MIDI Generator: Build a Fractal Melody
A Fractal Melody Generator Tool For L-System Math
Three notes at the piano, in isolation, bum, bum, bum. The sounds hang in the air. They are complete in themselves. But they carry the seed of something in them, the beginning, the hush before dawn. At present, they stay small but have the potential to become mighty symphonies; like seeds, they are not destined to stay small. They remain an axiom (the starting set), the beginning point of a system. We showed this in our little seed music tool.
But, of course, in real life, complexity grows. Our little notes are the start of something big, scripted before they even begin. Their fate is determined by immutable rules. Each note is bounded by an inborn nature; we call it grammar in L-systems. Each note is not thought of as sequential, but as equally important at all times.
They hang, but not for long.

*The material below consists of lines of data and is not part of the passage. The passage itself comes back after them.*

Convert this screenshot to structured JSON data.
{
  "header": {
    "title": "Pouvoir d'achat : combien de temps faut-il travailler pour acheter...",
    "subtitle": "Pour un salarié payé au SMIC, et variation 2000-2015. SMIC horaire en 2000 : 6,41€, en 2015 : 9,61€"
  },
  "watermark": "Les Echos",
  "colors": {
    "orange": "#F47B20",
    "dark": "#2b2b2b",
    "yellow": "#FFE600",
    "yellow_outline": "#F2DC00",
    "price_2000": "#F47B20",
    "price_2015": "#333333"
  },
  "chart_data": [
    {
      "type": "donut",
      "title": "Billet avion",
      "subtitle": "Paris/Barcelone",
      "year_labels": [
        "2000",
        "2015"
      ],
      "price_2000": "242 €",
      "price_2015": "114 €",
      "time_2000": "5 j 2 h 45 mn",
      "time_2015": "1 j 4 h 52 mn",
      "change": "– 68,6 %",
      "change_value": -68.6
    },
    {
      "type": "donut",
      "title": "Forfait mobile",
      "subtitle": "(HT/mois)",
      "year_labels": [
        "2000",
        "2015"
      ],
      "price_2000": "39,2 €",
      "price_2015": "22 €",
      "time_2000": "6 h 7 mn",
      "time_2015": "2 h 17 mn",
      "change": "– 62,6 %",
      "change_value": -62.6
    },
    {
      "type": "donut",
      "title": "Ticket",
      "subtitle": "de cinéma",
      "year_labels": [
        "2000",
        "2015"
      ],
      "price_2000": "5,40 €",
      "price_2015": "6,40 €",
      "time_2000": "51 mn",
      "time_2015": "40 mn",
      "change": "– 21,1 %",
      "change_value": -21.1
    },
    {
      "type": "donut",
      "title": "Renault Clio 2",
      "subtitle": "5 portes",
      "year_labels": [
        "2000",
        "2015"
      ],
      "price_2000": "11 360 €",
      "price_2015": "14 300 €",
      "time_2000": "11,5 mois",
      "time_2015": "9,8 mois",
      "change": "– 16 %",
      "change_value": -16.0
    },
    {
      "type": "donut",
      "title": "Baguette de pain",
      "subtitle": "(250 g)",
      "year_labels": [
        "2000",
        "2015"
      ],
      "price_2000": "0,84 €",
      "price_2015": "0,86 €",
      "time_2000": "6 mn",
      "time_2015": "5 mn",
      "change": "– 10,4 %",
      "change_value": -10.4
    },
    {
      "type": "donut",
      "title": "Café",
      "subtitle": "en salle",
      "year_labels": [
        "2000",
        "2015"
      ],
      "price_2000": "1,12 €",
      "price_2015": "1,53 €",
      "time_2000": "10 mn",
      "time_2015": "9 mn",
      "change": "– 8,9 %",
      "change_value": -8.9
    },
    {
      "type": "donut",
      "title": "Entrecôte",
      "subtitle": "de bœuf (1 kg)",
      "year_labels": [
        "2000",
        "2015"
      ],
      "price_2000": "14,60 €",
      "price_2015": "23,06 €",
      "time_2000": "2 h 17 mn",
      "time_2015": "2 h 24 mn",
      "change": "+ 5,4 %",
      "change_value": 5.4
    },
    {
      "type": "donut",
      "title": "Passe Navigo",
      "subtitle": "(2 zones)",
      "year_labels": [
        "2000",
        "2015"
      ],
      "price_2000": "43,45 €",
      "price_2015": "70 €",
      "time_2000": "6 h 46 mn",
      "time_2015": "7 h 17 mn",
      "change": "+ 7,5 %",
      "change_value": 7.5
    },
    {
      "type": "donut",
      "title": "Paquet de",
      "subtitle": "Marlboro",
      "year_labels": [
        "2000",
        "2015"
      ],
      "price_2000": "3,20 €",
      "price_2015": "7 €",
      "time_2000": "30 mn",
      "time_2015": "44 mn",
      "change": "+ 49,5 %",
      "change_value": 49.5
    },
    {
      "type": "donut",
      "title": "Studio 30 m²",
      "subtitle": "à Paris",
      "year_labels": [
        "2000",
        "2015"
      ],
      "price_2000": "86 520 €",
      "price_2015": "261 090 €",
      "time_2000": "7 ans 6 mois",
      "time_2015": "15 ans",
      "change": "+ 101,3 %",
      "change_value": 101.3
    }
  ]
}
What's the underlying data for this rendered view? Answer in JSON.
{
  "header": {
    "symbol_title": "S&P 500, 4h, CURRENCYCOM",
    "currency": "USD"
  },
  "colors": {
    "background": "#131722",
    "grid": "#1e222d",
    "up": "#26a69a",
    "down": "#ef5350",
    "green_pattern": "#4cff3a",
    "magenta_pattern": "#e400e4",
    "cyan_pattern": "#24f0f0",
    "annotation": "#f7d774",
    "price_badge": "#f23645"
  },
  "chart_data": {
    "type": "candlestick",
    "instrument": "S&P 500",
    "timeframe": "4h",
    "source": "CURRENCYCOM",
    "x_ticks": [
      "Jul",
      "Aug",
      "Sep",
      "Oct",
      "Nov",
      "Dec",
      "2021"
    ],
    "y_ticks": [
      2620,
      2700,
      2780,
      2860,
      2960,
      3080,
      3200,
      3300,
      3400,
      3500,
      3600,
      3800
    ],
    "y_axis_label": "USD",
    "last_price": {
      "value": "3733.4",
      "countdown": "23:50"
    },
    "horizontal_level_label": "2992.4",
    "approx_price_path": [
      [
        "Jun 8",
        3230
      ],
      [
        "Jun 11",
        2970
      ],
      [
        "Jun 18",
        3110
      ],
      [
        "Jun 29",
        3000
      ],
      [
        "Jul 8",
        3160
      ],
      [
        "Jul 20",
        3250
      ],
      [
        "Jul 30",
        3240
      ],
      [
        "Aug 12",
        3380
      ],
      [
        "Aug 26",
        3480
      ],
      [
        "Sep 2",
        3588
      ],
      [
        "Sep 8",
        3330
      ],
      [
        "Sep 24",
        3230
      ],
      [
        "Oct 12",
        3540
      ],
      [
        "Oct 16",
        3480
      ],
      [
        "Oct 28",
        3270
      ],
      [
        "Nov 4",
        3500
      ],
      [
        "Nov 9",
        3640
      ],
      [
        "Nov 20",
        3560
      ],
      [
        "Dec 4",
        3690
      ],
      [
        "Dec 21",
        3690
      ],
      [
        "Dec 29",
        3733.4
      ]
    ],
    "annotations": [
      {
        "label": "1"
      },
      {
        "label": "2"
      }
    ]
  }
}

The implicit rules fire, and all notes transform, as much as can be crammed in growth-wise. It is simple too: the same rules apply to all the notes at once, and they transform in identical ways. They wait for a trigger to bring them to life. This is where our fractal melody generator comes into play.
What Happens Next
In our tool, Ornament turns each note into four notes. It goes up one note and then back, a little flourish, baroque-like. That is the first step, but it does not stop there. Those notes become more notes, following the identical rules. Our Bach would run out of fingers, but this is generated music, and the notes form fractal-like iterations.
This explosion of notes comes in layers, or iterations, and the slider in our tool sets the value; we call this depth. At depth one the notes follow the rule once, at depth two twice, at depth three thrice. The complexity of notes increases exponentially, but the same rule is applied many times. Our tool only has room for three; after that there would be too many notes, and it would just be a muddy sound mess.
This is such a muddy mess that even at three iterations, it is a jumble. Notes are set by mathematics, and there is no ear in mathematics to ensure that beauty remains. The rules push notes in and out of scales, and even onto pitches that fall between the keys. Scale snap brings it all back to pleasant sound. After an iteration rule is applied, the tool reshapes it into scale values; the structure does not change, only the housing that holds them. Turn it on and off to see the effect.
The result is an at times beautiful composition. Download it as a MIDI file to your computer to work with it further.
L-SYSTEM COMPOSER
Write a short motif. Choose a grammar — a rewrite rule. Each iteration unfolds your idea recursively, the way a fern repeats its own shape at every scale.
The L-System Fractal Melody Generator
The MIDI fractal melody generator composer works differently from our other music players. Here, you bring your own idea, a note, a short phrase, whatever comes to mind, and hand it to the system to elaborate.
Start by clicking notes on the piano keyboard. Each note you click appears as a chip in the strip above the keyboard, showing its name and duration. Click a chip to remove it.
Choose your note duration before you click: eighth, quarter, dotted quarter, half, or whole. The REST button adds silence for the currently selected duration. Three to five notes make a good starting motif. Too many and the elaboration becomes unwieldy quickly.
Notes to Fractal
Once you have a motif, choose a grammar from the five cards. Each card shows a small diagram of what the rule does, a gold input note on the left and the green output notes on the right.
Ornament adds a quick decorative flourish and returns home. Sequence builds a rising run of three. Inversion mirrors the note above and below itself. Echo sends it back quieter. Branch forks three ways, like a tree dividing. The description on each card tells you the character of the rule in plain language.
Set the depth slider. Start at one and listen. Move to two and listen again. Three is where it gets dense; the original motif is still inside, fractal layers deep, but harder to hear. The scale snap dropdown pulls all the elaborated notes into a chosen musical key after the rule fires; turn it off to hear raw mathematics, turn it on for harmony.
Hit Play and watch the piano roll. The yellow line moves through the sequence as it plays, and the active note lights gold. When something strikes you as worth keeping, hit Export MIDI.